The Conservatives – A Broad-church?

After shaking off the calls of resignation in the post election landscape, the Conservatives found themselves elected. May took a firmer stance and tighter grip on leadership within the party. The scene oddly echoed her predecessor Cameron; who had resigned after not achieving his desired Brexit outcome. However, in a twist of fate she stayed, and now the party faces a fresh dilemma. Her days are numbered, but who will step up to take the mantle? With so many views encompassed within the party, It’s hard for one single man to say. Despite this, we have some pretty good ideas on who might be vying for the top spot.

Firstly we have Boris Johnson. If you haven’t heard of this iconic character, then many might ask whether you’ve been living under a rock. A former journalist turned politician, Boris has risen from Mayor of London and “Boris Bikes” to a pioneer of the Leave campaign, and now currently holds the state of Foreign minister, and is responsible for dealing with British partners close to home and overseas. It has been remarked that despite his outlandish ways and eccentric attitude, his character is desirable to a point that many diplomats wish to meet with Boris, furthering his influence in negotiations. Boris has, however, had a murky background with his personal affairs, and in some cases has been scolded for his less than polite attitude towards potential ally states. Most notable being the Middle East incident, where he claimed all they did was “play proxy wars” before meeting with those very same diplomats days later. Boris had been one of the many booked to succeed Cameron in his downfall, but his hopes were slashed by Michael Gove, who also gave it a shot – only to be bested by May. Boris is often best described as a “One Nation Tory” a term sometimes associated with the nostalgia of the British Empire.

Gove, much like Boris, started life as a journalist, before switching to a political career. Many may remember him for his previous roles in government, such as the Minister of Education. While in office here he made some controversial, albeit successful policies, while continuing the legacy of academies, previously installed by the Labour government. More recently, Gove has become the Minister of Agriculture under Theresa May. Leading a less controversial record than Boris, Gove seems a safe – but under ambitious choice for many. His current role has taken him all over the country, more recently Newark; a safe Conservative seat currently held by Robert Jenrick. While in the area, he talked with local farmers and other representatives of the rural area. Gove is most known for his combination of liberal social philosophy, with conservative economic ideals, forming a neo-conservative approach to most problems. Much like Boris, he was crucial in the EU referendum, and instrumental to the Leave campaign.

A rising figure in the political landscape (and the secret focus of this article), Jacob Rees Mogg has leaped into the public eye. The almost unheard of Tory MP was thrust into the view of many young politically vested people after going viral online in the past few weeks. Mogg, although not holding many high ranking positions within the party – has encompassed what many young Tories desire. A traditionalist at heart, euro-sceptic and above all charismatic.  Much like our other candidates, Jacob was originally invested in journalism, being a editor for the Times, and then working in the emerging markets in London. He has gained notoriety among youth for many reasons. Faint beliefs in ability to lead and handle pressure were galvanised by his recent question time appearance, in which he defended the austerity of the past Conservative governments, while also taking flack for his notorious accent and past occupation. Aside from his cult following, Mogg attracted the attention of the BBC in a recent article, as well as from Nigel Farage, who was bombarded by calls to appoint Mogg during his LBC radio show. However, I personally fear for Mogg, as with many things held in high regard by the youth, the status can change incredibly quickly. Some have even tried to discredit this newfound love for the Somerset MP by dragging up his voting record, which has revealed a very socially conservative approach. This is to be expected from such a bastion of British traditionalism however, and many feel that Mogg, reigned in by the party – would provide a excellent embodiment of Britain and its traditional values. Right down to the family he supports and upholds, Mogg is in every essence a representative of many young, conservative men and women across the country. When I look at Mogg in particular, I feel as if he provides a snapshot for what this country can become for my generation and the next.
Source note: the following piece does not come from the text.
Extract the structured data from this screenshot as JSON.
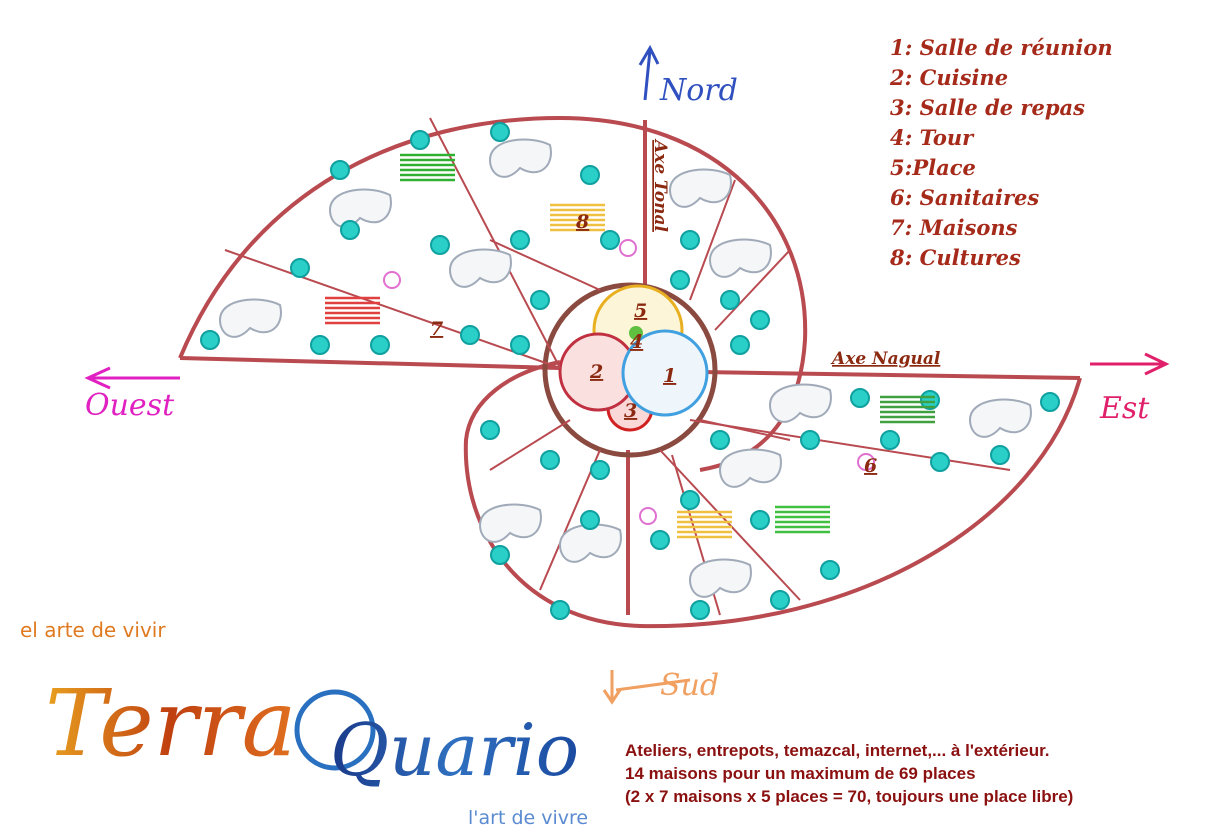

Last, but certainly not least, is Amber Rudd, currently a Cabinet minister for May’s government, although she previously has not expressed any desire or ambition to lead the party, and so I mention her only in brief. She remains a safe bet amongst MPs much like Gove.

Time, opinion, tests and hardship will decide the fate of the Conservative party, and the country at large. It was recently brought to my attention that generation Z, is the most conservative since the second world war, which brings me some hope for other writers and thinkers of my age, on the right side of the spectrum.